Barolardan ortak açıklama; "Kayyum rejimini kabul etmiyoruz"
Barolar tarafından kayyum atamalarına ilişkin yapılan ortak açıklamada, 'Masumiyet karinesinin ihlal edildiği ve seçmen iradesinin yok sayıldığı kayyum uygulaması, Anayasaya ve Türkiye'nin taraf olduğu uluslararası sözleşmelere açıkça ve çok yönlü olarak aykırıdır' denildi.
(ANKRA) - Barolar tarafından kayyum atamalarına ilişkin yapılan ortak açıklamada, ”Masumiyet karinesinin ihlal edildiği ve seçmen iradesinin yok sayıldığı kayyum uygulaması, Anayasaya ve Türkiye'nin taraf olduğu uluslararası sözleşmelere açıkça ve çok yönlü olarak aykırıdır” denildi.
İzmir, Diyarbakır, Antalya ve Mardin barolarının da bulunduğu 31 baro tarafından kayyum atamalarıyla ilgili yazılı basın açılaması yapıldı. Barolar tarafından yapılan açıklama şu şekilde:
“Hakkari, Esenyurt, Mardin, Batman ve Halfeti Belediyeleri'ne kayyım atayan hukuksuz kararın mürekkebi kurumadan Tunceli Belediyesi ile Ovacık Belediyesi'ne kayyım atandığını öğrenmiş bulunmaktayız.Demokratik hukuk devleti ilkesi, temel hak ve özgürlükleri koruma yükümlülüğünü içermektedir. Anayasa'nın 67. maddesi ile güvence altına alınan seçme ve seçilme hakkı, demokratik toplumun en temel unsuru olduğu gibi aynı zamanda temel bir hakkın ifadesidir.

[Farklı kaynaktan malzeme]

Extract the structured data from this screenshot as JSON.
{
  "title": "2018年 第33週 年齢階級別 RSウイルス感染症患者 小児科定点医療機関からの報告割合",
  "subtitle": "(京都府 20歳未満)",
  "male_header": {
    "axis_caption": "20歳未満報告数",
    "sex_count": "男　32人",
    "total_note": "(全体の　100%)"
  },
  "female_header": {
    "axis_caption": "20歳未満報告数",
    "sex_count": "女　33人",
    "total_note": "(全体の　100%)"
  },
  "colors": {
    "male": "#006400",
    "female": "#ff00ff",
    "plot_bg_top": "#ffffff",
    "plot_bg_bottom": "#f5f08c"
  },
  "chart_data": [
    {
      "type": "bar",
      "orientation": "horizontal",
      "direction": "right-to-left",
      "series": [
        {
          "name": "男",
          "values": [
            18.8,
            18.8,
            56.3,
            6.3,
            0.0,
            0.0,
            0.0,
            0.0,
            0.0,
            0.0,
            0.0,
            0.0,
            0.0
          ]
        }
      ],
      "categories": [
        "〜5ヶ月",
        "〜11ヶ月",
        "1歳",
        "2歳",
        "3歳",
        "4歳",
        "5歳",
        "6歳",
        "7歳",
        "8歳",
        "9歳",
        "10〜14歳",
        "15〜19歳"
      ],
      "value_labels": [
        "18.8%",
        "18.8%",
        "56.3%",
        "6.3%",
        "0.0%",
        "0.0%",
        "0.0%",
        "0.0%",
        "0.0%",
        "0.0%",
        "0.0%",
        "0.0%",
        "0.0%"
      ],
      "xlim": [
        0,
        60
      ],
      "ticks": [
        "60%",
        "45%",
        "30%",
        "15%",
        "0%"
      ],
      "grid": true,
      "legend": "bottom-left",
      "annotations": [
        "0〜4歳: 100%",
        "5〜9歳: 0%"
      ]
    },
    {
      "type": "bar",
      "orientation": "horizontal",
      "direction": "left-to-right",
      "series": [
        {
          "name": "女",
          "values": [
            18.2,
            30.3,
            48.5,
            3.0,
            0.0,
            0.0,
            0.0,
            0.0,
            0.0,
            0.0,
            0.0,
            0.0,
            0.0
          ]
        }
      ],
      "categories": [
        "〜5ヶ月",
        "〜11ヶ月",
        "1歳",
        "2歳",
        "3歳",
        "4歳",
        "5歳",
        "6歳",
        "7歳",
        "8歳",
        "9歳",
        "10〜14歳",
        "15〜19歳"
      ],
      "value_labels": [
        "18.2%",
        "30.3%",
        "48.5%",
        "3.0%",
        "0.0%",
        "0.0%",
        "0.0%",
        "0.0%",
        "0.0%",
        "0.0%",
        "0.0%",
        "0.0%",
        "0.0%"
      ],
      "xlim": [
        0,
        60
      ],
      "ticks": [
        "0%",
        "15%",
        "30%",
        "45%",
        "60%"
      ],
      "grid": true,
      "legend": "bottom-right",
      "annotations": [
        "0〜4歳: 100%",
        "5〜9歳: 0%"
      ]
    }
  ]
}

Seçme hakkının kullanımı neticesinde seçilen başkanlarla ilgili hukuki bir sorun olsa dahi başvurulacak yöntem, belediye meclisi üyelerinin kendi arasındaki seçim mekanizması ile bu sorunun giderilmesidir.
Masumiyet karinesinin ihlal edildiği ve seçmen iradesinin yok sayıldığı kayyım uygulaması, Anayasaya ve Türkiye'nin taraf olduğu uluslararası sözleşmelere açıkça ve çok yönlü olarak aykındır. Yönetsel bir rejime dönüştüğünden şüphe bulunmayan bu uygulama; Türkiye demokrasisine ağır tahribat oluşturmaktan, seçmenin inancını örselemekten ve hukuka olan güveni zayıflatmaktan başka bir sonuç üretmemektedir. OHAL yönetiminin kalıntısı olan kayyım uygulamasının hiçbir hukuksal ve toplumsal meşruiyeti söz konusu değildir.
Barolar olarak; kayyım rejiminin karşısında olduğumuzu kararlılıkla vurguluyor, halkın iradesini gasp eden bu hukuksuz karardan bir an evvel dönülmesi, seçmen iradesi ve hukukun üstünlüğüne saygı gösterilmesi çağrısında bulunuyoruz.”